Un estudio internacional, liderado por el Instituto de Astrofísica de Andalucía (IAA-CSIC), ha determinado con precisión el radio, la masa y los parámetros orbitales del exoplaneta GH 1214 b, un mini-Neptuno’ que se ha convertido en uno de los objetos más estudiados de su tipo. Sin embargo, la atmósfera de este exoplaneta, descubierto hace más de una década, continúa siendo “extremadamente difícil de descifrar”: las observaciones, tanto desde tierra como desde el espacio, apenas han permitido revelar su composición.
El estudio, publicado en a la revista Astronomy & Astrophysics, presenta el análisis más completo hasta la fecha de este planeta a alta resolución, basado en la combinación de ocho tránsitos observados con CRIRES+.

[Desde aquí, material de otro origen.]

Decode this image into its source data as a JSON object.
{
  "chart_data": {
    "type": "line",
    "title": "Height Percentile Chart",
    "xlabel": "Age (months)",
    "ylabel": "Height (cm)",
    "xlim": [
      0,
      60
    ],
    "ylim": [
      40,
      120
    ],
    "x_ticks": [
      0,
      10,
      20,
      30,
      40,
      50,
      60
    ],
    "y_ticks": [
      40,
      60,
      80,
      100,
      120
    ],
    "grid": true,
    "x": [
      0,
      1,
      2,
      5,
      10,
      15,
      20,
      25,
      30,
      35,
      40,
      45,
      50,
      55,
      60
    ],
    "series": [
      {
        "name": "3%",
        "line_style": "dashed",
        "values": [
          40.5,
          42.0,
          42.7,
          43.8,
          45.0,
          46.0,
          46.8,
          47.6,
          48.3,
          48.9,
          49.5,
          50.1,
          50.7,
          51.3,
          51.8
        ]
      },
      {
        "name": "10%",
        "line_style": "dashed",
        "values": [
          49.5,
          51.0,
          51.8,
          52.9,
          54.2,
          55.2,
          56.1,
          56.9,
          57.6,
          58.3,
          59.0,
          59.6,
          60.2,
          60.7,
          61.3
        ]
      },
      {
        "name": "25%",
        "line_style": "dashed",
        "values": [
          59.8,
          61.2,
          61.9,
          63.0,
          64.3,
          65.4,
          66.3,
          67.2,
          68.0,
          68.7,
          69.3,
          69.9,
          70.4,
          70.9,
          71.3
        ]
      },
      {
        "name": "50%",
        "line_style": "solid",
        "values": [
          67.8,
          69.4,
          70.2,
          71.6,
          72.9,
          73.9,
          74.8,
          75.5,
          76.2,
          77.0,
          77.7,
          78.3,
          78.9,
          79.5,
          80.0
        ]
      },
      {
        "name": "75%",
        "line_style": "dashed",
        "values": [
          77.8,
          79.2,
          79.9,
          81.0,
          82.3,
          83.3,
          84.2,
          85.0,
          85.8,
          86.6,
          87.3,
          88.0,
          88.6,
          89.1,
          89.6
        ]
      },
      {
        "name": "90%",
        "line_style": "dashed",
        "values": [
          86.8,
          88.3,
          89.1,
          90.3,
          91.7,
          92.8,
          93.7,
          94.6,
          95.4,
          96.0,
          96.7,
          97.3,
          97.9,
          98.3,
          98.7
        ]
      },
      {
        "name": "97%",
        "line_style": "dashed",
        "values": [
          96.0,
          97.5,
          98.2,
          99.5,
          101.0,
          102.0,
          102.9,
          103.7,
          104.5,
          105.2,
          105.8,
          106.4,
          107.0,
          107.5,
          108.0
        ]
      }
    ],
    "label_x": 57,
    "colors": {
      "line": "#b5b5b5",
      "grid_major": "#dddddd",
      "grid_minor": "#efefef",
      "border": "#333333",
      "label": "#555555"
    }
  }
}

Aunque no ha sido posible detectar moléculas de forma directa, el trabajo permite acotar con mayor precisión la naturaleza de su atmósfera y descartar distintos escenarios. “Nuestros resultados apuntan a una atmósfera muy enriquecida en elementos pesados y/o cubierta por nubes o brumas a gran altitud, algo que encaja con la imagen que empezaba a dibujarse con observaciones recientes”, ha explicado el investigador del IAA-CSIC, Alberto Peláez.
Parte de esa dificultad para caracterizar su atmósfera ha estado en la técnica utilizada para estudiarlo, basada en el análisis de tránsitos planetarios: cuando el planeta pasa por delante de su estrella, una pequeña fracción de la luz estelar atraviesa su atmósfera antes de llegar a la Tierra.
Ese sutil filtrado contiene las huellas de los gases presentes, pero en el caso de este exoplaneta, la señal es especialmente débil y, en gran medida, queda oculta por la presencia de nubes o brumas en capas altas de su atmósfera. “Eso hace que este trabajo tenga algo muy atractivo: incluso cuando no encontramos una detección clara, esa ausencia también nos da información muy valiosa”, ha añadido Peláez, quien ha explicado que el IAA-CSIC ha combinado ocho noches de observación con el instrumento CRIRES+.
El IAA-CSIC ha contado con la colaboración del Instituto de Astrofísica de Canarias, donde se llevó a cabo la reducción de los datos, y de personal de la Universidad de Oxford, el Space Telescope Science Institute y la Universidad Técnica de Dinamarca.
Este trabajo no solo se centra en lo que es posible observar hoy, sino también en lo que podrá lograrse en el futuro, ya que el equipo científico ha simulado cómo se vería un tránsito de GJ 1214 b con ANDES, el espectrógrafo de alta resolución que se instalará en el Extremely Large Telescope (ELT) de ESO, aún en construcción. Estos resultados abren una vía prometedora para el estudio de los sub-Neptunos y las súper-Tierras, los planetas más abundantes de la galaxia y, al mismo tiempo los más desconocidos, ya que no tienen equivalente en nuestro sistema solar.